- Outfielder / Coach
- Born: February 21, 1978 (age 48) Isla Margarita, Venezuela
- Batted: SwitchThrew: Right

MLB debut
- July 22, 2003, for the Colorado Rockies

Last MLB appearance
- June 2, 2004, for the Colorado Rockies

MLB statistics
- Batting average: .220
- Home runs: 2
- Runs batted in: 8
- Stats at Baseball Reference

Teams
- Colorado Rockies (2003–2004);

Medals
Men's baseball
Representing Venezuela
Central American and Caribbean Games
| Bronze medal – third place | 2006 Cartagena | Team |

= René Reyes =

Venezuelan baseball player (born 1978)

René José Reyes Velásquez (born February 21, 1978) is a Venezuelan former professional baseball outfielder and switch-hitter. He played in Major League Baseball (MLB) for the Colorado Rockies in the 2003 and 2004 seasons.

==Playing career==
===Colorado Rockies===
Reyes' only MLB experience came as a member of the Colorado Rockies in part of two seasons spanning –. In a two-season career, Reyes batted .220 with two home runs and eight RBI in 81 games.

===Rojos del Aguila de Veracruz===
Reyes would go on to spend 2006 with the Rojos del Aguila de Veracruz of the Mexican League. He played in four games for the team, going 2-for-15 (.133) with one RBI and two walks.

===Petroleros de Minatitlan===
Reyes spent the 2007 campaign with the Petroleros de Minatitlan of the Mexican League. Reyes played in 12 games for Minatitlan, hitting .326/.444/.512 with one home run, seven RBI, and one stolen base.

===Pericos de Puebla===
Reyes signed with the Pericos de Puebla of the Mexican League prior to the 2008 season. He played in 75 games for the team, hitting .337/.387/.540 with 12 home runs, 46 RBI, and 13 stolen bases.

In 2009, Reyes made 105 appearances for the Pericos, batting .355/.431/.551 with 12 home runs, 87 RBI, and 12 stolen bases. He played in 105 contests for Puebla during the 2010 season, slashing .336/.401/.535 with 16 home runs, 84 RBI, and seven stolen bases.

===Rieleros de Aguascalientes===
Reyes signed with the Rieleros de Aguascalientes on March 16, 2012. In 105 appearances for Aguascalientes, he batted .306/.411/.510 with 16 home runs, 86 RBI, and 25 stolen bases.

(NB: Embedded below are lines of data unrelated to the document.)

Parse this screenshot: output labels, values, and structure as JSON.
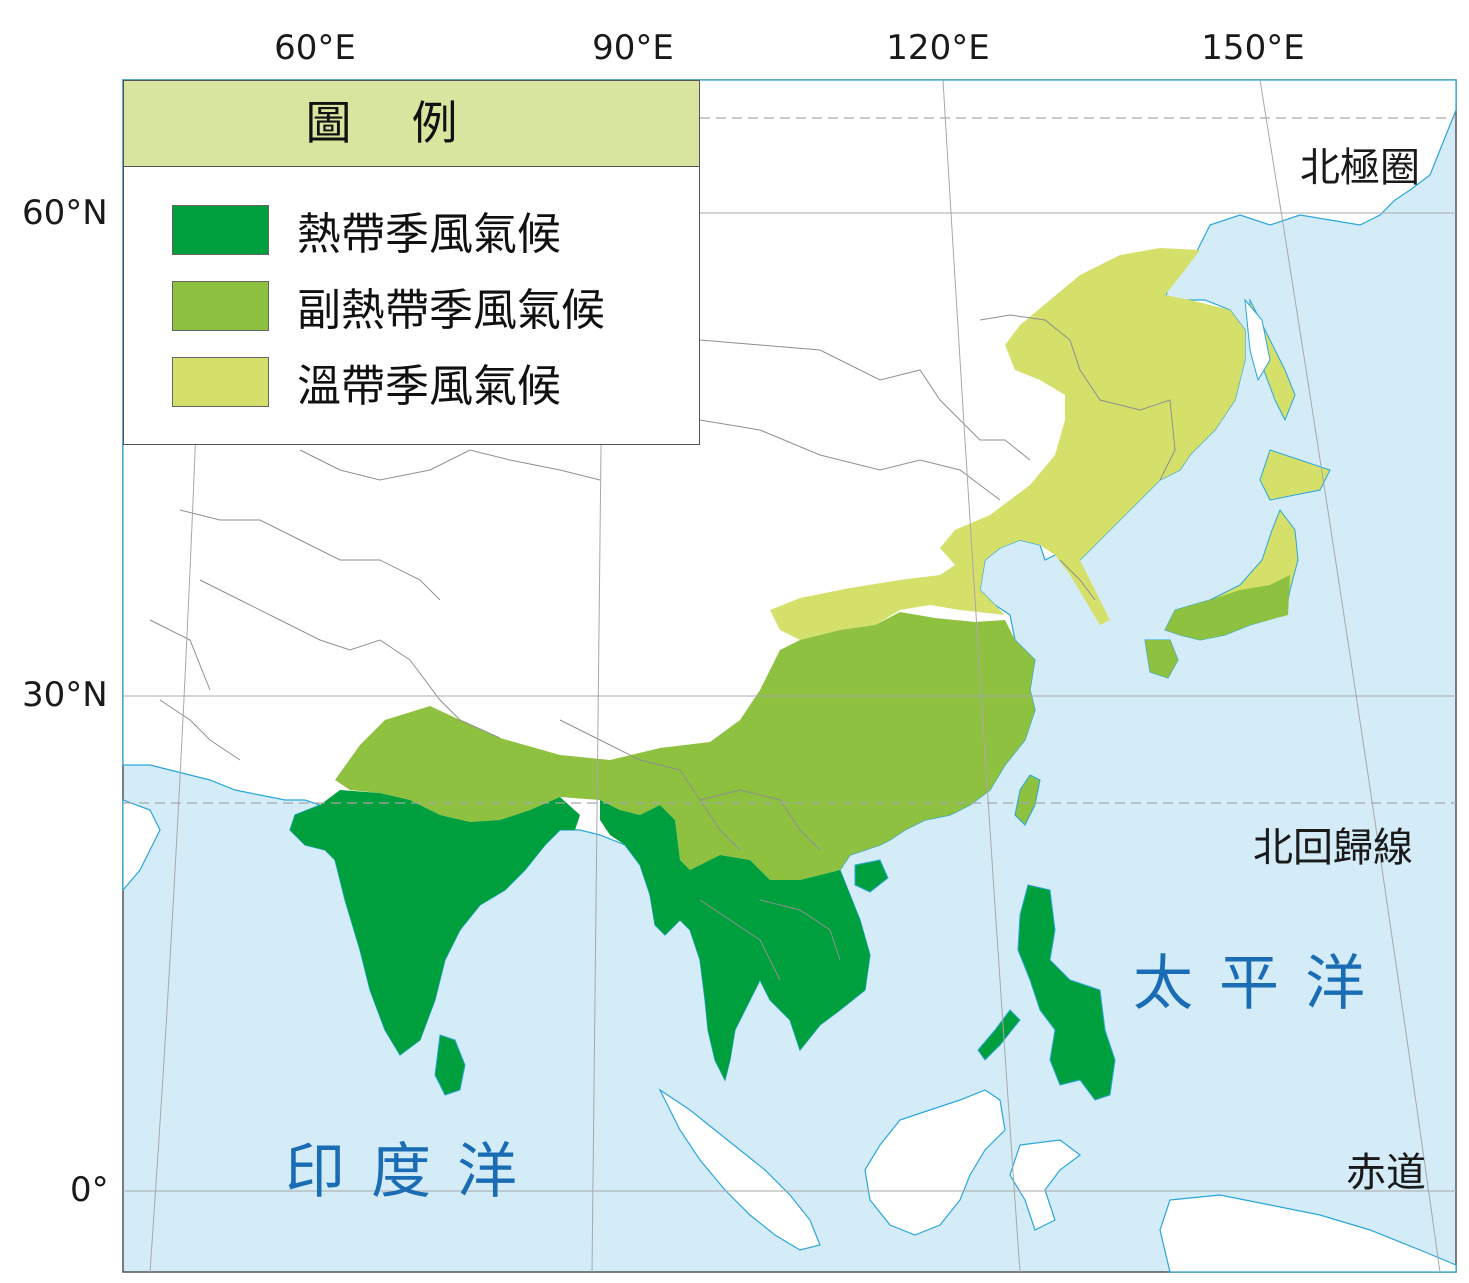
{
  "axes": {
    "lon_ticks": [
      "60°E",
      "90°E",
      "120°E",
      "150°E"
    ],
    "lat_ticks": [
      "60°N",
      "30°N",
      "0°"
    ]
  },
  "reference_lines": {
    "arctic_circle": "北極圈",
    "tropic_of_cancer": "北回歸線",
    "equator": "赤道"
  },
  "oceans": {
    "pacific": "太平洋",
    "indian": "印度洋"
  },
  "legend": {
    "title": "圖例",
    "items": [
      {
        "label": "熱帶季風氣候",
        "color": "#009f3d"
      },
      {
        "label": "副熱帶季風氣候",
        "color": "#8dc13f"
      },
      {
        "label": "溫帶季風氣候",
        "color": "#d5e06a"
      }
    ]
  },
  "colors": {
    "sea": "#d3ecf8",
    "land": "#ffffff",
    "coast": "#2ba6d9",
    "border": "#8f8f8f",
    "graticule": "#a8a8a8",
    "tropical": "#009f3d",
    "subtropical": "#8dc13f",
    "temperate": "#d5e06a"
  }
}
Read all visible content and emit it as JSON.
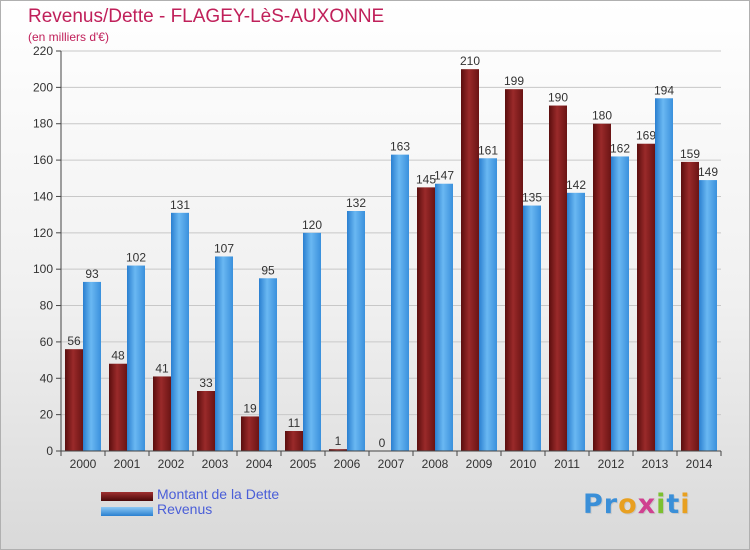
{
  "chart_data": {
    "type": "bar",
    "title": "Revenus/Dette - FLAGEY-LèS-AUXONNE",
    "subtitle": "(en milliers d'€)",
    "categories": [
      "2000",
      "2001",
      "2002",
      "2003",
      "2004",
      "2005",
      "2006",
      "2007",
      "2008",
      "2009",
      "2010",
      "2011",
      "2012",
      "2013",
      "2014"
    ],
    "series": [
      {
        "name": "Montant de la Dette",
        "color": "#7a1a1a",
        "values": [
          56,
          48,
          41,
          33,
          19,
          11,
          1,
          0,
          145,
          210,
          199,
          190,
          180,
          169,
          159
        ]
      },
      {
        "name": "Revenus",
        "color": "#4da3e8",
        "values": [
          93,
          102,
          131,
          107,
          95,
          120,
          132,
          163,
          147,
          161,
          135,
          142,
          162,
          194,
          149
        ]
      }
    ],
    "y_ticks": [
      0,
      20,
      40,
      60,
      80,
      100,
      120,
      140,
      160,
      180,
      200,
      220
    ],
    "ylim": [
      0,
      220
    ],
    "grid": true,
    "legend_position": "bottom-left"
  },
  "legend": {
    "dette_label": "Montant de la Dette",
    "revenus_label": "Revenus",
    "dette_color": "#6a1010",
    "revenus_color": "#4da3e8"
  },
  "logo": {
    "text": "Proxiti",
    "letters": [
      "P",
      "r",
      "o",
      "x",
      "i",
      "t",
      "i"
    ],
    "colors": [
      "#3a8fd8",
      "#3a8fd8",
      "#e8a020",
      "#d04090",
      "#7cc030",
      "#3a8fd8",
      "#e8a020"
    ]
  }
}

Reyes made 80 appearances for the Rieleros in 2013, slashing .332/.429/.503 with 11 home runs, 60 RBI, and seven stolen bases.

===Diablos Rojos del México===
On June 29, 2013, Reyes was traded to the Diablos Rojos del México of the Mexican League. He played in 30 games for the Diablos, batting .297/.356/.483 with five home runs and 20 RBI.

===Leones de Yucatán===
On March 31, 2014, Reyes was assigned to the Leones de Yucatán of the Mexican League. He made 109 appearances for Yucatán, batting .316/.418/.513 with 14 home runs, 71 RBI, and 11 stolen bases.

===Rieleros de Aguascalientes (second stint)===
On February 6, 2015, Reyes signed with the Rieleros de Aguascalientes of the Mexican League. In 23 games for the team, he batted .341/.452/.482 with two home runs, 18 RBI, and one stolen bases. On May 8, Reyes was released by the Rieleros.

===Toros de Tijuana===
On May 21, 2015, Reyes was assigned to the Toros de Tijuana of the Mexican League. In 33 appearances for the Toros, he slashed .320/.380/.541 with seven home runs, 20 RBI, and two stolen bases. Reyes was released by Tijuana on July 6.

===Vaqueros Unión Laguna===
On May 10, 2016, Reyes signed with the Vaqueros Unión Laguna. In 16 appearances for the Vaqueros, he batted .325/.422/.541 with 10 home runs, 48 RBI, and four stolen bases. Reyes was released by Unión Laguna on September 21.

===Tigres de Quintana Roo===
On May 16, 2017, Reyes signed with the Tigres de Quintana Roo of the Mexican League. In 33 games for Quintana Roo, he batted .275/.378/.459 with six home runs and 24 RBI.

===Olmecas de Tabasco===
On July 5, 2017, Reyes was traded to the Olmecas de Tabasco of the Mexican League. He played in 10 games for the Olmecas, going 5-for-35 (.143) with one RBI and two walks. On July 18, Reyes was released by Tabasco.

==Coaching career==
Reyes spent the 2025 season as a coach for the Toros de Tijuana of the Mexican League. On October 15, 2025, Reyes and the Toros parted ways.